When two people come to see you about a problem the first question must be, can I represent both people as clients? Lawyers like to help people — we want to solve our clients’ problems, but inadequate analysis of the potential clients’ needs can cause real trouble.  Todd Wallsmith tried to help two brothers whose father had disinherited them. After a while the brothers disagreed on case tactics, then case substance, and rather than obtain separate counsel for one of the brothers, he tried to handle both their claims, which diverged even more. The lawyer finally agreed with the other side on an issue, with one of the client’s consents, but without the other’s. As their agent, he had the power to consent, but not the authority for the one. The case blew up between the lawyer and the one client.

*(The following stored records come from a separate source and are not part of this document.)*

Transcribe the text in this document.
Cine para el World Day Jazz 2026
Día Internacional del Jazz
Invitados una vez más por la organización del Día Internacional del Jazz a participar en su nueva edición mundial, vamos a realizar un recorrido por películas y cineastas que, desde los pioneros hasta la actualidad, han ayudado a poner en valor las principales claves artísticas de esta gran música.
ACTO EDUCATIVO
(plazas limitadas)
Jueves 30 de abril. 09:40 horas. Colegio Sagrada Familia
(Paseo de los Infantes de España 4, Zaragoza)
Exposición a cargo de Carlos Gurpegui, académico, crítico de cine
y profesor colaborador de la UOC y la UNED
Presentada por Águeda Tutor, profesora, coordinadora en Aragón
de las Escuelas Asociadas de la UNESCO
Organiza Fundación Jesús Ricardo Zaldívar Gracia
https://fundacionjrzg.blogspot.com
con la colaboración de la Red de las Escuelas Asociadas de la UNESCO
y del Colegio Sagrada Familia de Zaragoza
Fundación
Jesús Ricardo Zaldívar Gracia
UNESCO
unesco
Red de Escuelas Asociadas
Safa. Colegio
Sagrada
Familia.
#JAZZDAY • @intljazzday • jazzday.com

The lawyer and Commission agreed to a disposition of the complaint which was submitted to the Supreme Court. It found that there were four Rule violations, and as a penalty it suspended the lawyer’s license to practice law for 180 days, then withheld the full suspension in favor of 45 days suspension and 24 months of probation. A good result due to the circumstances. Also a good lesson for lawyers across the country.

Avoiding conflicts in the interests of each of your clients — when there are multiple clients — is not easy. Clients do not like to be told that you cannot take care of all of them, but sometimes you can’t. In some cases in some states multiple client representation is forbidden, in other cases it is merely a minefield.